Vinte e cinco anos depois de morrer, o dramaturgo e psiquiatra Bernardo Santareno, continua a ser considerado um dos grandes nomes do teatro português do século XX, mas tem também muitos admiradores entre os seus antigos doentes.
"Ele arranjava-nos bilhetes de teatro e incentivava- nos a ter boas maneiras em sociedade, contou à Lusa uma das pacientes.
Bernardo Santareno - pseudónimo de António Martinho do Rosário - morreu no dia 29 de Agosto de 1980, com 59 anos.
Era formado em psiquiatria pela Universidade de Coimbra e entre as suas obras mais conhecidas figuram "O Judeu", "Português, Escritor, 45 anos de Idade" e "Os Marginais e a Revolução.
"Ele era feio, mas o que tinha de feio tinha de bondoso", recorda Donzelica Martins, uma das suas antigas pacientes, a residir em Faro, no Algarve.
Donzelina conheceu Santareno aos 16 anos, quando teve de enfrentar a perda contínua da visão. Foi no Centro de Reabilitação Raquel Martini Chaine (Lisboa), um local que formava cegos e amblíopes nas actividades diárias.
"A primeira vez que entrei na sala da consulta do Chaine, Bernardo Santareno esteve a olhar-me durante dez minutos. Depois passou um avião e falou pela primeira vez", diz Donzelica Martins, 50 anos.
O "seu psiquiatra" preparou-a para desmistificar, na vida quotidiana, a frase "coitadinha da ceguinha", explicou Donzelica, comentando que um traço da personalidade do escritor era vincado com a forte defesa da etiqueta e boas maneiras em sociedade.
"O Bernardo Santareno era dócil comigo e alimentou o meu hábito de ir para a rua e estar sempre fina em sociedade", conta Donzelica.
"às vezes perguntava-me onde ia tão bonita e eu respondia: "para lado nenhum! Só se me convidar para jantar fora", relata Donzelica Martins. E "ele aceitava", acrescenta com uma saudade que se sente na voz trémula.
"Foi o Bernardo Santareno que um dia me apresentou ao poeta português Ary dos Santos", lança ainda a antiga doente do escritor e psiquiatra, acrescentando que o médico tinha uma "grande capacidade para levar o doente a desabafar os seus medos mais recônditos".

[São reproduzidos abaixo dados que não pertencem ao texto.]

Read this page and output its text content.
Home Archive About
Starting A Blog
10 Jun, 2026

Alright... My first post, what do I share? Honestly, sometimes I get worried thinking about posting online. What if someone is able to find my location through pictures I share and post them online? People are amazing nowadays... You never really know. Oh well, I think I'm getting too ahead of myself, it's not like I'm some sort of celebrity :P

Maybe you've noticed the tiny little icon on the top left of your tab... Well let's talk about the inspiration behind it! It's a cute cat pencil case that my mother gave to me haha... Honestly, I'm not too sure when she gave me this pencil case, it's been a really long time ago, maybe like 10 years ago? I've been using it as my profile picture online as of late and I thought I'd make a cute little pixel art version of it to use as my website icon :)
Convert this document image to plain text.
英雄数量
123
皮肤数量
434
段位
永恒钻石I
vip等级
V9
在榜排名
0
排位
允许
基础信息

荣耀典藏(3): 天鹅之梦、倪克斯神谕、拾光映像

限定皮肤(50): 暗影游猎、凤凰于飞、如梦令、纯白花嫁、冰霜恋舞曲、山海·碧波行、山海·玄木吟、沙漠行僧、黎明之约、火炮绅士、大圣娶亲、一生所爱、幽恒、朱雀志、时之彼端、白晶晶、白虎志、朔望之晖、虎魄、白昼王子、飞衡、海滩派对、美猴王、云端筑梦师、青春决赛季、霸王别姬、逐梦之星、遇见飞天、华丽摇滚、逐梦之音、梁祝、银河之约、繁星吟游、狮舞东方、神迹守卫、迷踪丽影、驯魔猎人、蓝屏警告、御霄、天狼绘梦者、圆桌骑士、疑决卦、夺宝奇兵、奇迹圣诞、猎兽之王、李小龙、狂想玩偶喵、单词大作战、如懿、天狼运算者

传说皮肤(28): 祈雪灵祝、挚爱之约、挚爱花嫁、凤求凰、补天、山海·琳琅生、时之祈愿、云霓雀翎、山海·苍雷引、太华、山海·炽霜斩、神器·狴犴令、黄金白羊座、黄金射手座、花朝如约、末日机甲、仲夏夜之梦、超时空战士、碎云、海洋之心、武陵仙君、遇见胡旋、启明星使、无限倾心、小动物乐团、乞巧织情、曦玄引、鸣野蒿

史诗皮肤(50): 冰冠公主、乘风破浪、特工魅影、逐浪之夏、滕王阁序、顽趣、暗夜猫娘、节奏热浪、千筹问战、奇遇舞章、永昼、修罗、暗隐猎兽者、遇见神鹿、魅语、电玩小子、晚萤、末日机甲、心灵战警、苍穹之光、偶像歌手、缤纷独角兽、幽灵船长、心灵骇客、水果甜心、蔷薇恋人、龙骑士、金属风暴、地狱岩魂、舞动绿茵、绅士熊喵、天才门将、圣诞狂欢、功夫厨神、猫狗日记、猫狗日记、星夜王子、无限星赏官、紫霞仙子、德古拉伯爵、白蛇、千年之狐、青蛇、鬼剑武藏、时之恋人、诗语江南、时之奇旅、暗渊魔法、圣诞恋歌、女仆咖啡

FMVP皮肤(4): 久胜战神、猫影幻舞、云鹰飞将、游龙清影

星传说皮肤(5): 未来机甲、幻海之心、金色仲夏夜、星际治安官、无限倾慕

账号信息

Donzelica Martins comenta ainda que Bernardo Santareno sofria muito de um rim - era insuficiente renal - e que fazia uma espécie de "lavagem ao cérebro" dos pacientes para enfrentarem os medos e direitos, tendo - contudo - sempre em conta as limitações da cegueira.
A reivindicação do direito à diferença e o respeito pela liberdade e a dignidade do homem face a todas as formas de opressão foram, aliás, os temas mais fortes das suas peças.
Medicina à parte, o escritor iniciou a carreira literária com as obras poéticas "A morte na Raíz" (1954), "Romances do Mar"(1955) e "os Olhos da Víbora" (1957).
A religião, o erotismo, a marginalização moral ou a intervenção política com relatos da ditadura salazarista são outros dos assuntos tratados nos textos de Bernardo Santareno, um dos intelectuais mais solicitados após a Revolução do 25 de Abril.
"O Judeu" (1966) onde retrata o calvário do dramaturgo setecentista António José da Silva, queimado pelo Santo Ofício, ou "Português, Escritor, 45 anos de Idade" (1974), um drama impregnado de conotações autobiográficas e o primeiro original português a estrear- se no pós 25 de Abril, são outras das obras de Santareno.
No ano em que se assinalam os 25 anos da morte do dramaturgo português nascido em Santarém e falecido em Lisboa, a Sociedade Portuguesa de Autores lançou o prémio pioneiro "Bernardo Santareno - Novos Dramaturgos", que galardoa peças inéditas e portuguesas de dramaturgos com menos de 35 anos.